Eram pouco mais de 8.30 quando o nosso Director passou para desejar a todos um bom passeio o que veio a constituir um excelente augúrio do que se passou ao longo de toda a manhã até às 12.45.

Antes da partida acabou por chegar o NC, convidado especial de RF, e ainda um sétimo elemento que apareceu e pediu para se juntar ao grupo.

Como o tempo não estava de feição para trilhos duros ficou decidido aceitar a sugestão de AL e rumar para os lados de MOUR(at)OS.

Saímos pelo POLIS e subimos o famoso single de Santa Clara após o que rumámos à Mata de Parceiros e passámos junto ao cemitério numa descida que se ia revelando problemática para AL que, a dada altura e porque a velocidade em descida fosse superior à aderência e capacidade dos pneus (e habilidade) decidiu escolher o poiso e… poisar depressa.

O fotógrafo vinha lá mas desarmado. Continuámos em ritmo muito cuidadoso e alguns elementos do grupo saíram do trilho completamente “lavrado” pelos praticantes de Moto-quatro usando uma espécie de “by-pass” a considerar noutras incursões futuras.

Percorremos alguns caminho de dificuldade razoável, tanto a descer quanto a subir, e desembocámos num “single” junto à moradia de JC (não confundir com Jesus Cristo) que se baldou ao passeio dominical por imposições de ordem familiar que o obrigaram a confeccionar umas boas iguarias no forno a lenha e a fazer pão. Lá voltaríamos mais tarde…

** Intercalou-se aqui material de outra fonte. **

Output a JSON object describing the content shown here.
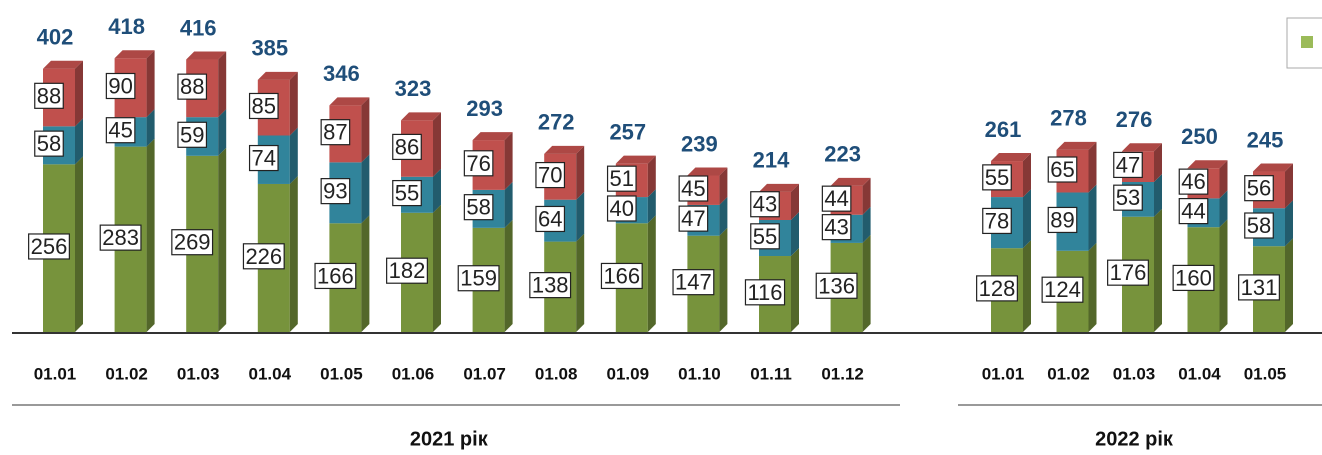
{
  "chart_data": {
    "type": "stacked_bar",
    "groups": [
      {
        "label": "2021 рік",
        "categories": [
          "01.01",
          "01.02",
          "01.03",
          "01.04",
          "01.05",
          "01.06",
          "01.07",
          "01.08",
          "01.09",
          "01.10",
          "01.11",
          "01.12"
        ]
      },
      {
        "label": "2022 рік",
        "categories": [
          "01.01",
          "01.02",
          "01.03",
          "01.04",
          "01.05"
        ]
      }
    ],
    "series": [
      {
        "color": "#77933c",
        "values": [
          256,
          283,
          269,
          226,
          166,
          182,
          159,
          138,
          166,
          147,
          116,
          136,
          128,
          124,
          176,
          160,
          131
        ]
      },
      {
        "color": "#31849b",
        "values": [
          58,
          45,
          59,
          74,
          93,
          55,
          58,
          64,
          40,
          47,
          55,
          43,
          78,
          89,
          53,
          44,
          58
        ]
      },
      {
        "color": "#c0504d",
        "values": [
          88,
          90,
          88,
          85,
          87,
          86,
          76,
          70,
          51,
          45,
          43,
          44,
          55,
          65,
          47,
          46,
          56
        ]
      }
    ],
    "totals": [
      402,
      418,
      416,
      385,
      346,
      323,
      293,
      272,
      257,
      239,
      214,
      223,
      261,
      278,
      276,
      250,
      245
    ]
  }
}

Dali, subimos num caminho completamente relvado, onde não podíamos saber muito bem onde podia surgir buraco e queda, atravessámos a Mata de novo, passámos pelo Picheleiro/Vale Frade e o último elemento que se tinha juntado a nós foi a vítima escolhida pelo tradicional furo de Domingo. Escusado será dizer que o AF tomou a liderança das operações e ultrapassámos o obstáculo. Retomámos o percurso num trilho durinho onde decorria um passeio organizado pelos Melgas de Amor e onde passaram uma porrada de prós por nós. Alguns ou tinham daquilo que tomou o americano que venceu sete vezes o tour ou acessório eléctrico nas bicicletas. Chegámos aos Mour(at)os e parámos em casa de AL para tomar café e algo mais.

Até aí AF só resmungava que todos os caminhos eram já conhecidos e que AL não estava a mostrar nada de novo. Fizemos sete quilómetros de seguida – estes sim desconhecidos de AF o que nem dá para acreditar! - até voltarmos a descer à casa de JC e fizemos um segundo reforço que o tempo não estava para brincadeiras. Bebemos uma pequena quantidade de néctar de Amarante bem fresquinho acompanhado de salpicão e pão do JC. Dali saímos com tal peito em direcção ao trilho de Santa Clara, no sentido descendente, que todos passaram a enlameada coisa com galhardia. Ouviam-se vozes no grupo que diziam qualquer coisa parecida com “o néctar de Amarante sobe num instante” e coisas assim mas não entendemos ainda porquê… Talvez JC (aqui, sim, Jesus Cristo) possa esclarecer-nos se quiser.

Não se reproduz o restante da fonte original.